For 43-year-old Oksana Chusovitina the secret to vitality and longevity is easy: gymnastics - and her mother.
"I would like to thank my mother for my longevity in the sport because she's the one who didn't want me to do it", she was quoted by the Washington Post. "I wanted to prove her wrong. So, thank you, Mom."
Her career began when the Soviet Union was still the Soviet Union and Ronald Reagan was president of the United States.
At 13 she won the junior all-around title at the USSR National Championships, that was 1988.
These days her 18-year-old son Alisher is older than most of her opponents, by the time Rio 2016 all-around champ Simone Biles was born in 1997, Chusovitina had already won five world medals and an Olympic gold.
After seven consecutive Olympics, the Uzbek star was taking the final World Challenge Cup event on the calendar as a dress rehearsal for the World Championships in October.
And she had plenty of reasons to smile after she won the vault in Paris.
The world champs will take place in Doha from October 25 - November 3 2018 and will be the first Tokyo 2020 qualification event.
Three decades on top
The Uzbek-born gymnast reached the pinnacle of her sport at Barcelona 1992 where she won team gold with the post-Soviet 'Unified Team' at just 17 and then added an individual vault silver medal at Beijing 2008 representing Germany.
During the 2012 Olympics in London - her sixth if you've lost count - Chusovitina announced it would be her last, and she was retiring immediately following the competition.

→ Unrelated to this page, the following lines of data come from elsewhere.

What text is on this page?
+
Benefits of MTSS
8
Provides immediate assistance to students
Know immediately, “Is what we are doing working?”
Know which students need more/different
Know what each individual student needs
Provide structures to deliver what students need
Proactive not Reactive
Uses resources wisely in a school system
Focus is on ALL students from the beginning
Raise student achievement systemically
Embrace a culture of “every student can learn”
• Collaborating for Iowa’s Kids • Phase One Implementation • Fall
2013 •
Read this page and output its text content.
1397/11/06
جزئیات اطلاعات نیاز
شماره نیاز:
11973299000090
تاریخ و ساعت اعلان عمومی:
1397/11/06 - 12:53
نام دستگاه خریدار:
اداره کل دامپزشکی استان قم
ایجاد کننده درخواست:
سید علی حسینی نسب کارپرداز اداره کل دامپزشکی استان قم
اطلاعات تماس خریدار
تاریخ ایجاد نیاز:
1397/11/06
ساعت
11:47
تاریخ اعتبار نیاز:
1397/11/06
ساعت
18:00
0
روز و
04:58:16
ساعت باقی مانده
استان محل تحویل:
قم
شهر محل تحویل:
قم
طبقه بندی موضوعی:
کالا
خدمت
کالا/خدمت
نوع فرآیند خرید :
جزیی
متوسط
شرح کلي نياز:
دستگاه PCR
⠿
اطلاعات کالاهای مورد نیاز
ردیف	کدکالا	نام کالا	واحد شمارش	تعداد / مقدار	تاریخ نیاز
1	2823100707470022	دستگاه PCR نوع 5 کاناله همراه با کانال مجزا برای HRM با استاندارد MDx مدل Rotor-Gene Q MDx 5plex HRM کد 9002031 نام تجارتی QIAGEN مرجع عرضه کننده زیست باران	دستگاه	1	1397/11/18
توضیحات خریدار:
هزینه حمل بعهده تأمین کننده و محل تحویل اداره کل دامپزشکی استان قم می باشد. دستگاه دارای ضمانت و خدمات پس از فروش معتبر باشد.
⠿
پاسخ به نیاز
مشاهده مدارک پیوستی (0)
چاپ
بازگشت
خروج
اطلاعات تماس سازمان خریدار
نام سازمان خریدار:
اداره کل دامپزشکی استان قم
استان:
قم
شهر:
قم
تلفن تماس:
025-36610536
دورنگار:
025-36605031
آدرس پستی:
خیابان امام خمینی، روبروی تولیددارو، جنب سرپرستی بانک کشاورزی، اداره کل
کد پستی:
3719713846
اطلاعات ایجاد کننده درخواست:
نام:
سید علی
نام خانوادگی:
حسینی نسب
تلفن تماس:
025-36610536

But that didn't last very long, after a disappointing fifth-place finish on vault.
"At night, I told everyone I retired, and the next morning I woke up and changed my mind"
"That's literally what happened. I said I retired, and the next day I woke up, and I was lying down in my bed and thinking 'I didn't accomplish everything I wanted to accomplish and I still feel I can do a little bit more.' And that's why I started training for my next Olympics because I still feel I can do more."
Back representing her birth country Uzbekistan, Chusovitina spent four years preparing for Rio where she once again made history as the oldest gymnast to compete at an Olympics.
That and she also became the only gymnast ever to compete in seven consecutive Games.
Things haven't been going too badly this year either, three months before her 43th birthday, Chusovitina clinched two medals at the Individual Apparatus World Cup in Baku.
Then in August she stood second on the podium at the Asian Games, missing out on first place in the vault event by one tenth of a point.
“I definitely want to start in Tokyo. That is a dream of mine. I still have so much fun doing gymnastics” - Chusovitina after winning silver at the Asian Games.
Nothing to prove
"I feel like every year that I'm competing, I'm leaving a little part of myself behind. People will already remember me, and they'll remember me for a long time because of my longevity.
I think the longevity is the best thing I can leave behind.
"I already have my world medals, my Olympic medals and I really don't need to leave anything else except for my love for the sport."
Role model, inspiration, mother, Olympian, Chusovitina has given everything she has to the sport.
With nine vault world championship medals - another record - her promising performance in Paris serves as another milestone on her trail to Tokyo 2020 and an eighth consecutive Olympic Games.